Human macrophage colony stimulating factor (M-CSF): alternate RNA splicing generates three different proteins that are expressed on the cell surface and secreted.

Human macrophage colony stimulating factor (M-CSF) cDNA clones were isolated from a pancreatic carcinoma cell line. Three different classes of M-CSF precursor protein (256, 554 and 438 amino acids in length) were predicted to be encoded by these cDNAs. Two of these, that we designate M-CSF alpha and M-CSF beta have already been described. The third, M-CSF gamma represents a novel class of M-CSF cDNA. All three precursors share a 32 amino acid signal sequence and the first 149 amino acids of the mature protein. At this position, M-CSF beta and gamma have insertions of 298 and 182 amino acids relative to M-CSF alpha. The first 182 amino acids of these insertions are shared between M-CSF beta and gamma.
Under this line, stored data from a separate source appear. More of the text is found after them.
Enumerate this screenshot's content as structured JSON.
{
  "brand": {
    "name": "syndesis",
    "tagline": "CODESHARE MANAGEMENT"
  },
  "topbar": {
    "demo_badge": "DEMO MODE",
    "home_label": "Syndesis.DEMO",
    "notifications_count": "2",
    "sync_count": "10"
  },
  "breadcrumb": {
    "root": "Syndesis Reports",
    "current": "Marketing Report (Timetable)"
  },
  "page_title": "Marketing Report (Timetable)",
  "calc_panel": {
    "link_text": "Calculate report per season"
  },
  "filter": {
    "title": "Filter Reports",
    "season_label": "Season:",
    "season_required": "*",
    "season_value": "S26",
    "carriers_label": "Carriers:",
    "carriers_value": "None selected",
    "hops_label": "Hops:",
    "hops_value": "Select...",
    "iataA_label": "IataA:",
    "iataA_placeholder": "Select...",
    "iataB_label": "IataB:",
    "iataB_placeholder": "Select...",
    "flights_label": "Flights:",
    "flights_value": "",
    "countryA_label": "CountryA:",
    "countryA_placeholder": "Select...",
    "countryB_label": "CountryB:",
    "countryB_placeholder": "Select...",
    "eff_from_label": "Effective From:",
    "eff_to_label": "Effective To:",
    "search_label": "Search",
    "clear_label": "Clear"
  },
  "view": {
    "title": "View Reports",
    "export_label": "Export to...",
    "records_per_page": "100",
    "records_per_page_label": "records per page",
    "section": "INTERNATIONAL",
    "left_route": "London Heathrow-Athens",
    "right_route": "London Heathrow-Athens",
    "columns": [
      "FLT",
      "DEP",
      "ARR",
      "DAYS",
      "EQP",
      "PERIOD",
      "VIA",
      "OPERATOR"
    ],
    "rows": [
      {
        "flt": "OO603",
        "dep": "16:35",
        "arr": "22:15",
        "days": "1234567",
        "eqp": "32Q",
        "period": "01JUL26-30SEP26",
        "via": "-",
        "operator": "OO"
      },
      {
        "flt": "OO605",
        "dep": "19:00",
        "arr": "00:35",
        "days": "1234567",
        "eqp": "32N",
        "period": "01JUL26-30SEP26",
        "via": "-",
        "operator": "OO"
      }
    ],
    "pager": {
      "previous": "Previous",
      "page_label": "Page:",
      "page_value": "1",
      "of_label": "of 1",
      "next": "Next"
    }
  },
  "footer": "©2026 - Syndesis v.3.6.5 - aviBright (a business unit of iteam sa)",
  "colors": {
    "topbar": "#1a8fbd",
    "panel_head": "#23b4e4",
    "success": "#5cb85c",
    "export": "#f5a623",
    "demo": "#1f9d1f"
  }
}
All three precursors share the C-terminal 75 amino acids that encode the transmembrane and cytoplasmic domains. Expression of all three cDNAs in COS-7 monkey kidney cells gave rise to soluble M-CSF activity, associated with proteins of subunit molecular weight 44 Kda (beta and gamma) or 28 Kda (alpha). In addition, M-CSF proteins could be detected on the surface of the transfected cells by indirect immunofluorescence. When the transmembrane and cytoplasmic domains of M-CSF alpha were removed by introducing a stop codon after amino acid 190, no membrane-bound M-CSF could be detected, but the truncated protein was secreted efficiently and was biologically active. This suggests that all three forms of M-CSF can exist as cell surface proteins, anchored by their hydrophobic transmembrane domains, and can be processed to soluble forms by proteolytic digestion. Although all soluble forms of M-CSF were biologically active in murine bone marrow colony and proliferation assays, they showed greatly reduced or no activity in similar assays using human bone marrow.